Я проводил его взглядом и повернулся к Макару….

— Оставь, Федор, тебя не касается, — он не дал мне, рта открыть. И закричал Степану, — Мы поехали. Догоняй. — Причмокнув, хлопнул вожжами по тощему крупу нашу кобылку, заскрипели колеса, и мы потихоньку поползи от переправы.

Догнавший нас стрелец молчком запрыгнул на задок телеги и, не оборачиваясь, глухо выругался.

— Ты чего Степан? — тронув за плечо спросил его.

— Дед мой представился, как мы в поход на Псков пошли, он слег. А месяц назад помер.

Макар, оглянулся и пробормотал, — 'прими господи, душу. Раба твоего' перекрестился — а домашние как?

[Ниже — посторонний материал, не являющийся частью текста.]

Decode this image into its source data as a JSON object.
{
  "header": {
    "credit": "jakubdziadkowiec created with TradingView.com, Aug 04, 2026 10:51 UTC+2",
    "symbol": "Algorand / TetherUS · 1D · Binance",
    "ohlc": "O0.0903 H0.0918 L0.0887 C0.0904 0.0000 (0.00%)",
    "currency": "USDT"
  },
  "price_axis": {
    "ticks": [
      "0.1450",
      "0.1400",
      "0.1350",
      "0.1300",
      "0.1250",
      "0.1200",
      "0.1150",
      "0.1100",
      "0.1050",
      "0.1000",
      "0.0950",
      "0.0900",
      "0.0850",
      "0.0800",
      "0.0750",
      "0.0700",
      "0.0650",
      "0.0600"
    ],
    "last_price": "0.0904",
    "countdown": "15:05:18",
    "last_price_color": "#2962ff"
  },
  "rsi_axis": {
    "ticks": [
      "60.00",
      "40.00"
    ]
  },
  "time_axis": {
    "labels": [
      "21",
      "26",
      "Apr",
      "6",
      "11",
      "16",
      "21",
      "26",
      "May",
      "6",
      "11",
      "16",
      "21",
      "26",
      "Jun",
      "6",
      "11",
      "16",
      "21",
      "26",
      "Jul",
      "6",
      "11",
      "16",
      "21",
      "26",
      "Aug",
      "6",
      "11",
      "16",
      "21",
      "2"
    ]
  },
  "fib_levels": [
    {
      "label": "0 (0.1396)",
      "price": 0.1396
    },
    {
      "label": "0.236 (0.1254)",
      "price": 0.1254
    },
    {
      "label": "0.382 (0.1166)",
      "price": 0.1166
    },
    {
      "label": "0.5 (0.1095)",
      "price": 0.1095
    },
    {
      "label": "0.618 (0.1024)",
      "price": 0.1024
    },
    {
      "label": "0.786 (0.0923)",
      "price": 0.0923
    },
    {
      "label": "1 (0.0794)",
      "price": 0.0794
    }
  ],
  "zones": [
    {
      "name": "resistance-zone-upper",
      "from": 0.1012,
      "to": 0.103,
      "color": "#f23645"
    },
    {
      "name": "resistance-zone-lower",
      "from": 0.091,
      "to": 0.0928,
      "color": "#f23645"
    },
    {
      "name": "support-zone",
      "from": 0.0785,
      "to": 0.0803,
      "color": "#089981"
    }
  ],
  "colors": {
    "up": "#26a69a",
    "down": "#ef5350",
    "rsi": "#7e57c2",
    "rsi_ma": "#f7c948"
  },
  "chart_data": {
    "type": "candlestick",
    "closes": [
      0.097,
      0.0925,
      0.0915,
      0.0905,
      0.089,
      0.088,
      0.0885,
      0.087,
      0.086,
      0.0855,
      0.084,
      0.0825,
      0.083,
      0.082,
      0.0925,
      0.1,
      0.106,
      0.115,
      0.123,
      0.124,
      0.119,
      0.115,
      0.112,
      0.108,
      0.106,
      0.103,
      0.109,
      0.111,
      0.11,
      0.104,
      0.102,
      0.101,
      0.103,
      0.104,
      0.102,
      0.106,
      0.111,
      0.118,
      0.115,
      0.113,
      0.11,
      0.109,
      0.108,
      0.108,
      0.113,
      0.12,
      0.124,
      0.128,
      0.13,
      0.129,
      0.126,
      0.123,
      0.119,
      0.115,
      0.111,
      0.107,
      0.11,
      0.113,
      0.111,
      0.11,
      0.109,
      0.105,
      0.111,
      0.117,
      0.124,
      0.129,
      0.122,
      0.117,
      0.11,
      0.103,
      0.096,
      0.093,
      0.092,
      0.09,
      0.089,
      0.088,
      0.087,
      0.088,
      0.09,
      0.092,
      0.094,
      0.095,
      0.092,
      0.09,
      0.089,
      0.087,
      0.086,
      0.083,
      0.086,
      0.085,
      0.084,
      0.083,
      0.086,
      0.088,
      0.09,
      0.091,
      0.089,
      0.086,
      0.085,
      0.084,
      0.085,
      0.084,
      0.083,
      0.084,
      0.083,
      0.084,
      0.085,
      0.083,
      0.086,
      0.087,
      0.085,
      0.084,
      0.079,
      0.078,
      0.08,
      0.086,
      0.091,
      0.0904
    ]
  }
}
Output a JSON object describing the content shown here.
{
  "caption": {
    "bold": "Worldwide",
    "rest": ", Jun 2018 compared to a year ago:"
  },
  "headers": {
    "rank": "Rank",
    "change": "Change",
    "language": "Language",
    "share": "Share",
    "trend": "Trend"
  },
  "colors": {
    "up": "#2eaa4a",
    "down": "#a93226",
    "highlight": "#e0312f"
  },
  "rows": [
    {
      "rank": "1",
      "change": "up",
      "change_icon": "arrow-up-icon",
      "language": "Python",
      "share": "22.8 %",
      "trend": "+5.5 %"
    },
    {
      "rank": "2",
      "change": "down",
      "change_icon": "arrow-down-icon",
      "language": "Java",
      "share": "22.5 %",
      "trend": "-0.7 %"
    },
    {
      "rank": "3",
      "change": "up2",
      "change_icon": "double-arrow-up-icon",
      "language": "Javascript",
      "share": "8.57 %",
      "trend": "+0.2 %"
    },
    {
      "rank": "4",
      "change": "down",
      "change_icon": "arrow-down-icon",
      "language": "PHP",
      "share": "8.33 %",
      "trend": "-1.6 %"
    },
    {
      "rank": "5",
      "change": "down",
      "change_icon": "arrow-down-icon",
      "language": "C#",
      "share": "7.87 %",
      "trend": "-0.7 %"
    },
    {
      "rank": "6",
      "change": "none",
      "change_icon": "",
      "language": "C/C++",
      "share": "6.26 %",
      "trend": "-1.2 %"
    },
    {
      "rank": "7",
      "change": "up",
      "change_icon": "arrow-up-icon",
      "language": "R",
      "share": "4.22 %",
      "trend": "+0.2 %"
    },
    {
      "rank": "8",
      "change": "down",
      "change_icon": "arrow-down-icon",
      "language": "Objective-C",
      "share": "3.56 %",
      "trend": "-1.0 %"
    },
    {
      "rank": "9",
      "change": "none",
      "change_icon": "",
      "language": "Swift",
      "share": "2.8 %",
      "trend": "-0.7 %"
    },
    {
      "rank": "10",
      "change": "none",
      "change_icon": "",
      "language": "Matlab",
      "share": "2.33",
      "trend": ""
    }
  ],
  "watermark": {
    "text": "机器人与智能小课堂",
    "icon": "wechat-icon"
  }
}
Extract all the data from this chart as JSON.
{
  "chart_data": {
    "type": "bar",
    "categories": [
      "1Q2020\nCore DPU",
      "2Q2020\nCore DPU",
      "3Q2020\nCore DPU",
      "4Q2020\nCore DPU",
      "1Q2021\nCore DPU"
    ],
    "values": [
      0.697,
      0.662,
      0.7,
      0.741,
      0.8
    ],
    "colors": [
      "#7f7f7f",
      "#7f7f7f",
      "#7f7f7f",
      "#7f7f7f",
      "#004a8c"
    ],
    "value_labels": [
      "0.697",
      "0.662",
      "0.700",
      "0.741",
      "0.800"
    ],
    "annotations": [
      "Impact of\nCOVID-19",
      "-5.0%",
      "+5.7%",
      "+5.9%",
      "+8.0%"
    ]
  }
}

— Бабка, как ты помнишь, ещё в позапрошлое лето, отдала богу душу, а остатние все живы здоровы. Макарка, давай сначала ко мне, в слободу. — И спросил меня, — Федор поживешь у тестя моего? Я завтра или послезавтра тебя к себе заберу. Только ты это, — он примолк, рассматривая меня в упор.

— Чего? — До меня дошло, — не беспокойся, буду нем как рыба, без повода рот не открою.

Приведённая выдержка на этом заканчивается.